In January, Vodafone Idea agreed to convert its dues of 16,133 crore into equity as part of the financial relief package offered by the government.

However, the government’s shareholding will be less than the 35.8% figure Vodafone Idea mentioned in January. This is because the telco’s promoters, Vodafone Group Plc and Aditya Birla Group, infused 4,500 crore as equity in March, raising their combined stake to 74.9% from 72.05% earlier. Vodafone Group brought in 3,375 crore, while Aditya Birla Group invested 1,125 crore. The company allotted 33.8 billion shares to the promoters at 13.30 per share.

After the equity conversion, the shareholding of Vodafone Group and Birla groups will drop to 50%, and a proportionate reduction will take place for the publicly held shares. At present, the shareholding pattern remains unchanged from the previous quarter, as the company will account for the changes after the government completes the conversion process, Vodafone Idea had said in its fourth-quarter earnings statement last week.

The government intends to hold on to its stake in the telco, which has over 243 million subscribers, for the long-term, the official added, even though it would not be involved in its day-to-day operations. After the equity conversion, the onus will be on Vodafone Idea to raise external funding and turn itself around and generate value for shareholders, the official said.

“The company has to turn itself around from being a loss-making service provider to a profitable one, become competitive in the market and begin showing value for shareholders," the official said, adding that the government will exit when it gets value for its shareholding.

Queries to the finance ministry and Vodafone Idea remained unanswered until press time.

Industry insiders said Vodafone Idea’s ongoing talks with foreign investors to raise 10,000 crore in urgent funds are likely to get a leg-up once the government becomes a shareholder. The fundraising becomes critical at a time the government is preparing the ground for telcos to roll out 5G services this year.
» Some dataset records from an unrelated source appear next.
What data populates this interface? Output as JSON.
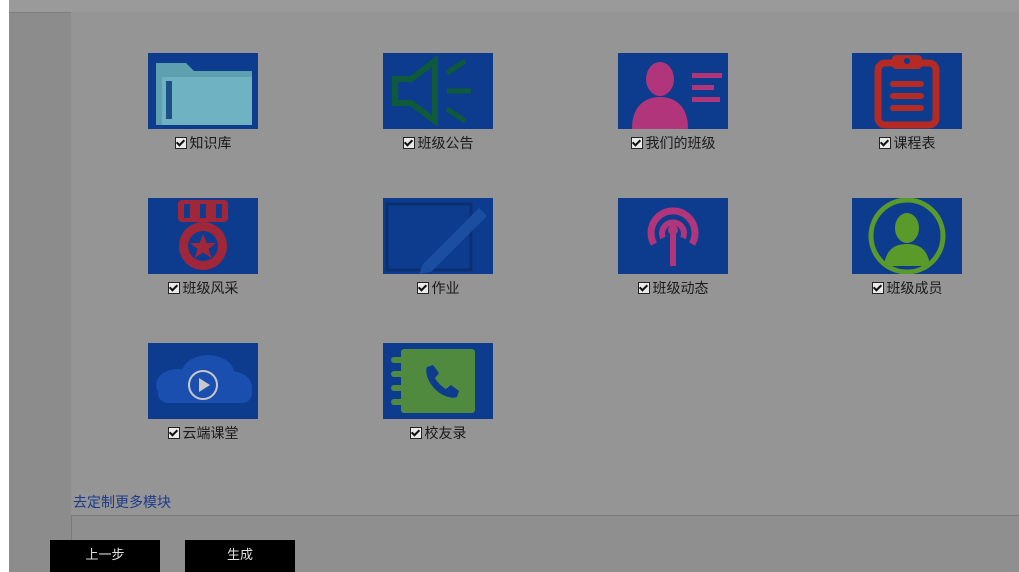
{
  "modules": [
    {
      "label": "知识库",
      "checked": true,
      "icon": "folder-icon"
    },
    {
      "label": "班级公告",
      "checked": true,
      "icon": "megaphone-icon"
    },
    {
      "label": "我们的班级",
      "checked": true,
      "icon": "profile-card-icon"
    },
    {
      "label": "课程表",
      "checked": true,
      "icon": "clipboard-icon"
    },
    {
      "label": "班级风采",
      "checked": true,
      "icon": "medal-icon"
    },
    {
      "label": "作业",
      "checked": true,
      "icon": "pencil-icon"
    },
    {
      "label": "班级动态",
      "checked": true,
      "icon": "broadcast-icon"
    },
    {
      "label": "班级成员",
      "checked": true,
      "icon": "member-icon"
    },
    {
      "label": "云端课堂",
      "checked": true,
      "icon": "cloud-play-icon"
    },
    {
      "label": "校友录",
      "checked": true,
      "icon": "address-book-icon"
    }
  ],
  "more_link": "去定制更多模块",
  "buttons": {
    "prev": "上一步",
    "generate": "生成"
  },
  "colors": {
    "tile_bg": "#0d3b8e",
    "overlay": "#959595"
  }
}
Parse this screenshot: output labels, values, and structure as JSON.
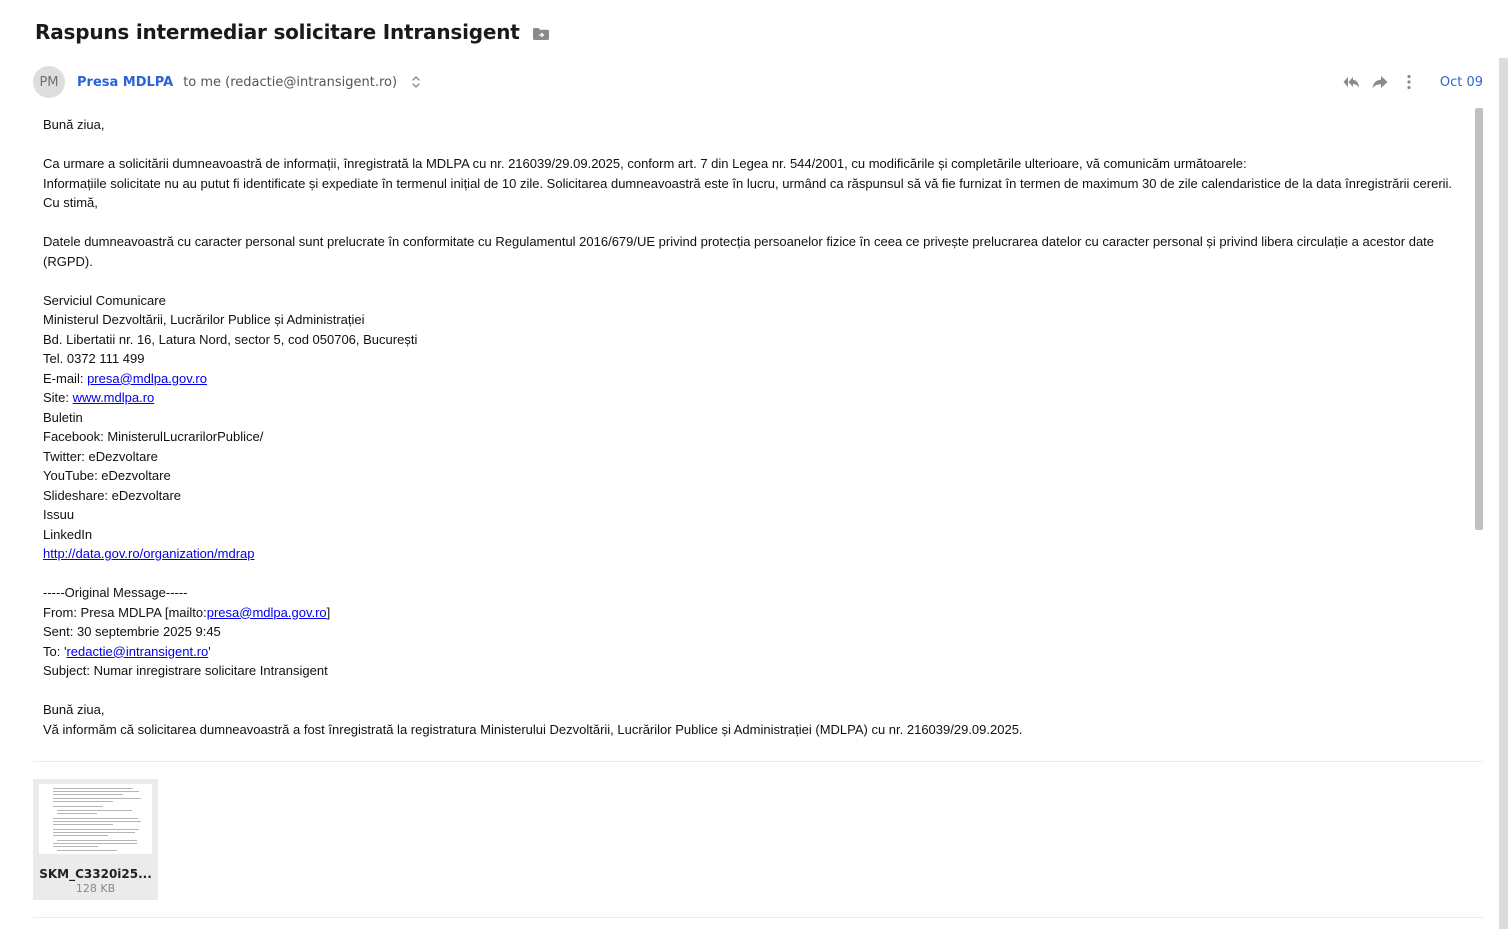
{
  "email": {
    "subject": "Raspuns intermediar solicitare Intransigent",
    "sender": {
      "initials": "PM",
      "name": "Presa MDLPA",
      "recipient": "to me (redactie@intransigent.ro)"
    },
    "date": "Oct 09",
    "icons": {
      "folder": "folder-move-icon",
      "expand": "expand-updown-icon",
      "reply_all": "reply-all-icon",
      "forward": "forward-icon",
      "more": "more-vert-icon"
    },
    "body": {
      "greeting": "Bună ziua,",
      "intro": "Ca urmare a solicitării dumneavoastră de informații, înregistrată la MDLPA cu nr. 216039/29.09.2025, conform art. 7 din Legea nr. 544/2001, cu modificările și completările ulterioare, vă comunicăm următoarele:",
      "info": "Informațiile solicitate nu au putut fi identificate și expediate în termenul inițial de 10 zile. Solicitarea dumneavoastră este în lucru, urmând ca răspunsul să vă fie furnizat în termen de maximum 30 de zile calendaristice de la data înregistrării cererii.",
      "signoff": "Cu stimă,",
      "gdpr": "Datele dumneavoastră cu caracter personal sunt prelucrate în conformitate cu Regulamentul 2016/679/UE privind protecția persoanelor fizice în ceea ce privește prelucrarea datelor cu caracter personal și privind libera circulație a acestor date (RGPD).",
      "signature": {
        "dept": "Serviciul Comunicare",
        "ministry": "Ministerul Dezvoltării, Lucrărilor Publice și Administrației",
        "address": "Bd. Libertatii nr. 16, Latura Nord, sector 5, cod 050706, București",
        "tel": "Tel. 0372 111 499",
        "email_label": "E-mail: ",
        "email_link": "presa@mdlpa.gov.ro",
        "site_label": "Site: ",
        "site_link": "www.mdlpa.ro",
        "buletin": "Buletin",
        "facebook": "Facebook: MinisterulLucrarilorPublice/",
        "twitter": "Twitter: eDezvoltare",
        "youtube": "YouTube: eDezvoltare",
        "slideshare": "Slideshare: eDezvoltare",
        "issuu": "Issuu",
        "linkedin": "LinkedIn",
        "data_link": "http://data.gov.ro/organization/mdrap"
      },
      "original": {
        "header": "-----Original Message-----",
        "from_label": "From: Presa MDLPA [mailto:",
        "from_link": "presa@mdlpa.gov.ro",
        "from_end": "]",
        "sent": "Sent: 30 septembrie 2025 9:45",
        "to_label": "To: '",
        "to_link": "redactie@intransigent.ro",
        "to_end": "'",
        "subject": "Subject: Numar inregistrare solicitare Intransigent",
        "greeting": "Bună ziua,",
        "text": "Vă informăm că solicitarea dumneavoastră a fost înregistrată la registratura Ministerului Dezvoltării, Lucrărilor Publice și Administrației (MDLPA) cu nr. 216039/29.09.2025."
      }
    },
    "attachment": {
      "name": "SKM_C3320i25...",
      "size": "128 KB"
    }
  }
}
The department of telecommunications is planning to hold 5G auctions in June-July, with the notice inviting applications likely by May-end or early June.

“Vodafone Idea would need a meaningful fundraising in the near term to participate in 5G spectrum auctions, along with structural improvement and periodic tariff hikes to meet cash outflows post the end of the four-year moratorium," said analysts at Credit Suisse in a recent note to clients.
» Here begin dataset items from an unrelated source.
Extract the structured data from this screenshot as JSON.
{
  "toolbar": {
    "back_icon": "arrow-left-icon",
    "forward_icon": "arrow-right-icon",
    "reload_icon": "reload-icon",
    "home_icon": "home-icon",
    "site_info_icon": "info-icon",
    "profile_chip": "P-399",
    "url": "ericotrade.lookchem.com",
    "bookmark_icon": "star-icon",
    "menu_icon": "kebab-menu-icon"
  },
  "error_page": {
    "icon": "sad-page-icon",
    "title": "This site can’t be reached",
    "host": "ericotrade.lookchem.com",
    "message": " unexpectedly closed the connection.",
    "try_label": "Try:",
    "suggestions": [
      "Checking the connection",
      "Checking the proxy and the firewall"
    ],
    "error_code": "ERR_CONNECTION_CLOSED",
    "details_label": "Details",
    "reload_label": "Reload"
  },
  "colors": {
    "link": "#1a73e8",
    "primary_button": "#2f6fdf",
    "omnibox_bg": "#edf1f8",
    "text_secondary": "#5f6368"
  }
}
Analysts at Nomura Global Markets Research also noted that promoter infusion at a premium, while positive for sentiment, would not be enough for the carrier’s revival. “Large and expedited fundraising remains critical for Vodafone Idea to protect further market share erosion, but it has proven elusive. Without significant fundraising, network investments and 5G rollout would remain constrained, at least in the near term," they said in a note to clients last week.